Sem querer, nem saber ao que ia, fui desaguar numa festa de aniversário de um jornal sensacionalista – o 24 Horas – com muito arrivista social e muita gente que depois aparecia enjoativamente em fotografias, tão ao género cultivado pelas revistas sociais, projectadas na parede do recinto.
A culpa foi da outra metade da sociedade conjugal. Ela sabe do que a casa gasta. Fosse ela revelar ao que íamos e sabia que na minha companhia não ia parar àquela festa. Soube-me pescar como deve ser. Disse que era um "evento" (nunca usou a palavra "festa") em que uma empresa de catering nossa conhecida se ia estrear no negócio do sushi. O pretexto ideal para me empurrar para um local e uma circunstância onde, sabia-o bem, jamais poria os pés se soubesse ao que ia.

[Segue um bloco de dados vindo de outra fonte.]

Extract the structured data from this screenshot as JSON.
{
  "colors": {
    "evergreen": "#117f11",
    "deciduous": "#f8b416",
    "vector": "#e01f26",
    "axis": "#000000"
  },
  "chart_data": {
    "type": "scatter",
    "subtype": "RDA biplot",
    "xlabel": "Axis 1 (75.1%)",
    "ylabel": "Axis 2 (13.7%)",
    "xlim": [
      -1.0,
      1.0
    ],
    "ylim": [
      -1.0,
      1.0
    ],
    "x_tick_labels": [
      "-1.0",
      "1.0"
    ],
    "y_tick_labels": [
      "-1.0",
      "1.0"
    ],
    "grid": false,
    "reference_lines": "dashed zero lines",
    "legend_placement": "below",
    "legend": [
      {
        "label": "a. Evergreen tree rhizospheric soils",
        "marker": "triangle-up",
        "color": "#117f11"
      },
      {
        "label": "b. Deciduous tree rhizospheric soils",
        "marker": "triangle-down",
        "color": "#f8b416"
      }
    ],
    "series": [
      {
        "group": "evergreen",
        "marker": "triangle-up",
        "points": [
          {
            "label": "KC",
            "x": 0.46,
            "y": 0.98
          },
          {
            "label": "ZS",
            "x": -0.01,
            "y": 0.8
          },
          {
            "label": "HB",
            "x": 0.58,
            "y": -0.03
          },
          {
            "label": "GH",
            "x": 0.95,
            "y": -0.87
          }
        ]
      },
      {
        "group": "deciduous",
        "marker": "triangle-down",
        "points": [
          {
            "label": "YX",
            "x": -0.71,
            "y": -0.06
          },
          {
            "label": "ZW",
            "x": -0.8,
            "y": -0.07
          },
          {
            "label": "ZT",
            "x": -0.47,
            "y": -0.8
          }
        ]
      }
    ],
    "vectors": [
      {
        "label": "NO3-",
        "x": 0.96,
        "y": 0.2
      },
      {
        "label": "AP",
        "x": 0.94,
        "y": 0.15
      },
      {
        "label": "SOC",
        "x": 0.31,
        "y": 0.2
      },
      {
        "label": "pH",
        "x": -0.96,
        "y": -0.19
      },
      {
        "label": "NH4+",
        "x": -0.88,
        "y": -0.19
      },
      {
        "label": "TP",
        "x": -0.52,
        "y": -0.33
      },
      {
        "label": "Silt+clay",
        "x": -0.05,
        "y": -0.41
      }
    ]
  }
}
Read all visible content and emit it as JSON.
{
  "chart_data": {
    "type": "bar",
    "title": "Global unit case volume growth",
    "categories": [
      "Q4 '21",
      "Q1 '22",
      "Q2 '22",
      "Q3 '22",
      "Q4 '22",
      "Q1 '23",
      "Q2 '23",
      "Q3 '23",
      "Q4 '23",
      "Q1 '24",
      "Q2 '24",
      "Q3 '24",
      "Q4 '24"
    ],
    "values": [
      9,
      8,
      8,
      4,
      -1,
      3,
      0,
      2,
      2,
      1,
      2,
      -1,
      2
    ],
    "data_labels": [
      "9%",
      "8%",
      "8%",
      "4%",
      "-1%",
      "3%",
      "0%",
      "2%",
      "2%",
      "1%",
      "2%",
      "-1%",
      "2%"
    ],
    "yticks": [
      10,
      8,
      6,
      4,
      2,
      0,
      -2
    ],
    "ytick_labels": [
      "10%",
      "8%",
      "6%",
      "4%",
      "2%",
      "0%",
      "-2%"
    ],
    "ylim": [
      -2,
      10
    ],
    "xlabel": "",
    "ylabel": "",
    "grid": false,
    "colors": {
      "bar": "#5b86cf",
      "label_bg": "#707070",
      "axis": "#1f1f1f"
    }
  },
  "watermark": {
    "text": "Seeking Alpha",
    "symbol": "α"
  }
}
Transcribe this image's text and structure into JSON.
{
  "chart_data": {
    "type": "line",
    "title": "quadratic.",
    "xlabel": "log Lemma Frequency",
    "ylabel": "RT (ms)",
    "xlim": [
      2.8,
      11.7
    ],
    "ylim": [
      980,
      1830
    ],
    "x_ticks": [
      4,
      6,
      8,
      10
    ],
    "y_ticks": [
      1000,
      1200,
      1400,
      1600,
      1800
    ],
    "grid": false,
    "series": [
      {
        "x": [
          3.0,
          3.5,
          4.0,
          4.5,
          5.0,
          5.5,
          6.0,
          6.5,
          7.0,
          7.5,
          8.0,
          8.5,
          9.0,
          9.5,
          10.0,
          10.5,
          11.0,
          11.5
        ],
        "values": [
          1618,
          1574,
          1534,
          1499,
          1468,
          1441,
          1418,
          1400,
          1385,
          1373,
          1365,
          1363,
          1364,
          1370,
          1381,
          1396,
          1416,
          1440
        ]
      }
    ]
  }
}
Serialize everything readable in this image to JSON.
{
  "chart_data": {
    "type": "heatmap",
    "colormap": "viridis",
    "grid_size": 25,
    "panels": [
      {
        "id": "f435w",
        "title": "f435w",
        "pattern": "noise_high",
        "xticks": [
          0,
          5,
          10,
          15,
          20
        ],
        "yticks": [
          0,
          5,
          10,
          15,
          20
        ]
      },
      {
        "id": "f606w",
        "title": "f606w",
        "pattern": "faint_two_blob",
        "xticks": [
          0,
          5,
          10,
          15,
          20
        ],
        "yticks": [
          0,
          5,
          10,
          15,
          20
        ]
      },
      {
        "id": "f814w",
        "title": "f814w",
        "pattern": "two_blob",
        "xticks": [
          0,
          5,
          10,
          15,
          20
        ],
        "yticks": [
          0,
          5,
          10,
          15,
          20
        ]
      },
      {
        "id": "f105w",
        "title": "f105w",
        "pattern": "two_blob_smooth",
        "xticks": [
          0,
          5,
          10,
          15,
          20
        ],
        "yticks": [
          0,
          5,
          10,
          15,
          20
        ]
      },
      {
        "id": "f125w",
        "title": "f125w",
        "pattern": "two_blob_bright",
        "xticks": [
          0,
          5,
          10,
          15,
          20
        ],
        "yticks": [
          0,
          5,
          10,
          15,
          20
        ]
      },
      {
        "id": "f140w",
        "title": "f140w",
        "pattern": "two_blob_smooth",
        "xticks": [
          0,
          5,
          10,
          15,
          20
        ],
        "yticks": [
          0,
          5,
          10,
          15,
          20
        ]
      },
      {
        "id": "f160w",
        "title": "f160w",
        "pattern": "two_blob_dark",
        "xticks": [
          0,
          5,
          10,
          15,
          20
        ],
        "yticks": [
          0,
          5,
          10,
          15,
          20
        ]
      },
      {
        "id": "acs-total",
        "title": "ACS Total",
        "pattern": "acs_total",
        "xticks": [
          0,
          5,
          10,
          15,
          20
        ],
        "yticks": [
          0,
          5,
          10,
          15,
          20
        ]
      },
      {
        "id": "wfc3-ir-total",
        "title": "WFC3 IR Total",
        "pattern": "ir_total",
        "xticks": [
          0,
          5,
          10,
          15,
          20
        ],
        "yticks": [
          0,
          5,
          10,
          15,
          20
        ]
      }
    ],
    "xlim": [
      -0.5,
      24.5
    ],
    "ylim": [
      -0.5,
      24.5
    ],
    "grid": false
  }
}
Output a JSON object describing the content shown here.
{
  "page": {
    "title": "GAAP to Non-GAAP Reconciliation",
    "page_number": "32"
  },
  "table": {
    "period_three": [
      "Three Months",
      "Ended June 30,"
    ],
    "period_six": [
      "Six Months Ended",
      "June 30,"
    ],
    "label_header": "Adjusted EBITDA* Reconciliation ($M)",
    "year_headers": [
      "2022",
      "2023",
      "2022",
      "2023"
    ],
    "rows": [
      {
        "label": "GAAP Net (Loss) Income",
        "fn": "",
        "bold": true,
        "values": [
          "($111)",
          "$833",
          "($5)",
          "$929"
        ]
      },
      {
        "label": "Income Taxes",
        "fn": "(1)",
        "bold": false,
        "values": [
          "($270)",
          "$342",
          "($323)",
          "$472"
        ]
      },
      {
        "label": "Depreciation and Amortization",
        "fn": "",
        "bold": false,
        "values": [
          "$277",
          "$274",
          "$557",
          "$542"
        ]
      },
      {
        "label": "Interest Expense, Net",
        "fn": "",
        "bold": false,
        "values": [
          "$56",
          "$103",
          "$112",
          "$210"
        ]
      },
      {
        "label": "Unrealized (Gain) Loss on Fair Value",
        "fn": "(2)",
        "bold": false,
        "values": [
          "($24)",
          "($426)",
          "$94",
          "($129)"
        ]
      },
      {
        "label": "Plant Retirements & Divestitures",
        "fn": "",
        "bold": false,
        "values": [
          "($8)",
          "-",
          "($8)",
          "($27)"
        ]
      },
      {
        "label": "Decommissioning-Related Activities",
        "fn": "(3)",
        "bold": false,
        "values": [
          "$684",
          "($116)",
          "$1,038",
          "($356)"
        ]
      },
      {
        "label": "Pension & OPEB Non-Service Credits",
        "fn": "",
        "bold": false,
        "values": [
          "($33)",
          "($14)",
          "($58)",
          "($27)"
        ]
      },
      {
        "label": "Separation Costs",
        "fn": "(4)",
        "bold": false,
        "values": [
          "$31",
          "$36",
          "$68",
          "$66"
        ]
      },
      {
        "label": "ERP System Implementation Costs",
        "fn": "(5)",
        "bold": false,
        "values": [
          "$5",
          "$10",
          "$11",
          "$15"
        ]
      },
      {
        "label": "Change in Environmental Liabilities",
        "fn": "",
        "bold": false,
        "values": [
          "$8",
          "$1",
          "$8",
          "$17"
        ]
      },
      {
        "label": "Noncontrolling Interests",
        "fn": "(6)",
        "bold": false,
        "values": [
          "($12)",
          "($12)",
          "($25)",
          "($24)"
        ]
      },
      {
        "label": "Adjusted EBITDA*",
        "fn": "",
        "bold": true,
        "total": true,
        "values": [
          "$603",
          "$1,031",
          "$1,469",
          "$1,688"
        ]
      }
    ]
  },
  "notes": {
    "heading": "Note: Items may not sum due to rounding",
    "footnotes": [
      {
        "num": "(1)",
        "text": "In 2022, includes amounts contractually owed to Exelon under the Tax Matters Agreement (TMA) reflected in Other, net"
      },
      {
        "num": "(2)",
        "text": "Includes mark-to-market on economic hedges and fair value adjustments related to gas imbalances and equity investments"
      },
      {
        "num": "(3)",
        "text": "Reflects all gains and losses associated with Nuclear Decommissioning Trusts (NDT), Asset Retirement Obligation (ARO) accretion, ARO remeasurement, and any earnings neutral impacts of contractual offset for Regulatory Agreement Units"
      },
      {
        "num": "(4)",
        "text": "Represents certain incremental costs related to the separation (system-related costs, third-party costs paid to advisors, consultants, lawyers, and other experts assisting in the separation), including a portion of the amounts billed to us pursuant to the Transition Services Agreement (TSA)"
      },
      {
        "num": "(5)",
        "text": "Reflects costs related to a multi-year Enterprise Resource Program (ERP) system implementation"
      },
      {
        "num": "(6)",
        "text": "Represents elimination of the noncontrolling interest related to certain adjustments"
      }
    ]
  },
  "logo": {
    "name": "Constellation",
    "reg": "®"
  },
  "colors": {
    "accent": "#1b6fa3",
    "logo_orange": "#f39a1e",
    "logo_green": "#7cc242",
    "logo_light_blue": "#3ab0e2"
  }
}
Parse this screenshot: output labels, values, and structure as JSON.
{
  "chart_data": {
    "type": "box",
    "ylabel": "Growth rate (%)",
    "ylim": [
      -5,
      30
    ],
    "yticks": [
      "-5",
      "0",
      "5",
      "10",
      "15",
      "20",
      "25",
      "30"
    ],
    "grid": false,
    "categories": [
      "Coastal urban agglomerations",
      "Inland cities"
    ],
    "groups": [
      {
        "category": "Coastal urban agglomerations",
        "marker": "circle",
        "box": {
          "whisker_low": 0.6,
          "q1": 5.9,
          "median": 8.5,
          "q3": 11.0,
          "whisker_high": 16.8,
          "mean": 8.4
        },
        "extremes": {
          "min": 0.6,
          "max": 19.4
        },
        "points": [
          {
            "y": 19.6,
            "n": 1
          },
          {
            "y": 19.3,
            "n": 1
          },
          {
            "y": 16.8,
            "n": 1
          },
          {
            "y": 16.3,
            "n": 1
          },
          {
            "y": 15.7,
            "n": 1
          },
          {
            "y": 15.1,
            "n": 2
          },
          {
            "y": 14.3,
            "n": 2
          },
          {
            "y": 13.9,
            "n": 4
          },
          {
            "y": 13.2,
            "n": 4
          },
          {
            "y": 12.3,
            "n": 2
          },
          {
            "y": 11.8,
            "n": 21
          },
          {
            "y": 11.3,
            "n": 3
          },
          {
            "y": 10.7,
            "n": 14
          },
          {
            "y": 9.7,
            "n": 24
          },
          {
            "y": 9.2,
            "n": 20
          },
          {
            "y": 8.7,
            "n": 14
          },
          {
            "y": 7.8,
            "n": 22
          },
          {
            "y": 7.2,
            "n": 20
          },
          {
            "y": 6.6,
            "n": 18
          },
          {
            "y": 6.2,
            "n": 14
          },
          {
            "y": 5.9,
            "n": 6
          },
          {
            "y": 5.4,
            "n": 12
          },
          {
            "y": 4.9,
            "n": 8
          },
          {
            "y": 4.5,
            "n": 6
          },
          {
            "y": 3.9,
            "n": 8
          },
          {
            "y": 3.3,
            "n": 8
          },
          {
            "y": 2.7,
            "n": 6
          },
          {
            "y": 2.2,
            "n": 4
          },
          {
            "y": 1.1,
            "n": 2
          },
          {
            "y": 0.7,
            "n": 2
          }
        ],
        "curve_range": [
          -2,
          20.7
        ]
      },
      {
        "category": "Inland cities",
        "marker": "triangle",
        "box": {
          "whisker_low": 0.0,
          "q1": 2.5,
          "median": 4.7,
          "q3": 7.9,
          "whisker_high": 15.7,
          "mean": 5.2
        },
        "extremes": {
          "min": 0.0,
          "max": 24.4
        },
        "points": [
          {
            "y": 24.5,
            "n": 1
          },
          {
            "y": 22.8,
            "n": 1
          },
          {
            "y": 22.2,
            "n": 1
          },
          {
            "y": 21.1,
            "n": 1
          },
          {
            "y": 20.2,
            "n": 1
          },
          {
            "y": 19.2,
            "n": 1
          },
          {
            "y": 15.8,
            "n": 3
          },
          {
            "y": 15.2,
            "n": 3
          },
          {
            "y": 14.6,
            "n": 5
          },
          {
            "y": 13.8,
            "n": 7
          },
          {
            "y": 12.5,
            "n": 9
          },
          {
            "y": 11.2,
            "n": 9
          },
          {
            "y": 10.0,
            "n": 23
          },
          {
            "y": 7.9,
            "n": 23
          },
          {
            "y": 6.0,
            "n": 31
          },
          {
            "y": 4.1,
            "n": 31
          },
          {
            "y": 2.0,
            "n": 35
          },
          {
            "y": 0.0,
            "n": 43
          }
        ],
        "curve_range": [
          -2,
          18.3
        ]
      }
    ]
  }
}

Uma vez lá entrado, não podia colocar trombas em sinal de desagrado. O sushi prometia e o anfitrião (não o jornal; o senhor Mendes, da empresa de catering) foi tão amável que não merecia a desconsideração. Interiorizei o desconforto e tentei não contagiar o fácies com a sensação do peixe fora de água (que era assim que me sentia – e juro que a sensação não era influenciada pelo peixe cru que estava prestes a comer). O truque não era fazer de conta que o peixe respira fora do aquário. O truque consistia em apreciar a fauna que ora se extasiava, ora lançava olhares furtivos em redor para ver quem estava e se assegurava que era vista.
Tive que me entreter com o ambiente em redor. Era heterogéneo. Por lá pululavam os connaisseurs do métier, ou seja, aquelas caras repetitivas que não paravam de aparecer nos diapositivos projectados numa das paredes do recinto, como se fosse um exercício de onanismo narcísico dos ditos. Andava gente engravatada, de outra faixa etária (mais avançada), que parecia medir os passos com a timidez de quem não se encontrava à vontade no meio. Pareciam-me altos funcionários bancários – que os jornais, como tudo o que se mexa, dependem da generosidade creditícia dos bancos. Traziam a tiracolo a prole adolescente. Elas com vestidos de gala, eles engalanados com pulôveres de cores garridas. Uma vampe, no interstício dos quarenta e dos cinquenta, a esvoaçar o frasco inteiro de perfume que havia derramado nas vésperas do acontecimento. Ela cirandava, altiva, ostentando os implantes mamários que sacou ao endinheirado consorte, reivindicando os olhares masculinos para conforto das suas fantasias indizíveis. E havia muitos representantes da sexualidade alternativa (bem entendido: alternativa em relação à minha) que emprestavam um colorido especial à festa.
O sushi estava divinal e o senhor Mendes de parabéns. A música condizia com a fauna dominante – kitsch quanto basta. Como a noite coincidia com a noite das bruxas (ou o halloween, ou lá o que isso é – outra americanice que importámos nesta aculturação sublime), havia duas raparigas fantasiadas de bruxas metidas dentro de uma banheira à entrada do recinto (simulando um tórrido banho lésbico?). Definitivamente, a noite estava esquisita: bruxas lésbicas na baixa da cidade e eu numa vernissage para uma certa "casta" social portuense. Diria a minha mãe, uns dias depois: "até peixe cru comeste, meu filho".
Para caldear a noite, quando os neurónios se cansaram do desfile de vaidades e vaidadezinhas, metemos o corpo à morrinha que caía e demos uma saltada a um bar alternativo (digo, com música alternativa) nas redondezas: o Rendezvous, passe a publicidade. E se a noite estava estranha. Confirmei-o no dia seguinte, ao saber que naquela noite tinha morrido o ícone radiofónico (António Sérgio) que me dera a conhecer a música que tinha ouvido no Rendezvous (Cocteau Twins).
Estranha, essa noite. Continuo a acreditar que bruxas não as há (se fossem todas como as que ensaiavam o banho lésbico, teria outra opinião, contudo). Do seguinte estou certo: não quero voltar a fazer crónica social – esse género deplorável.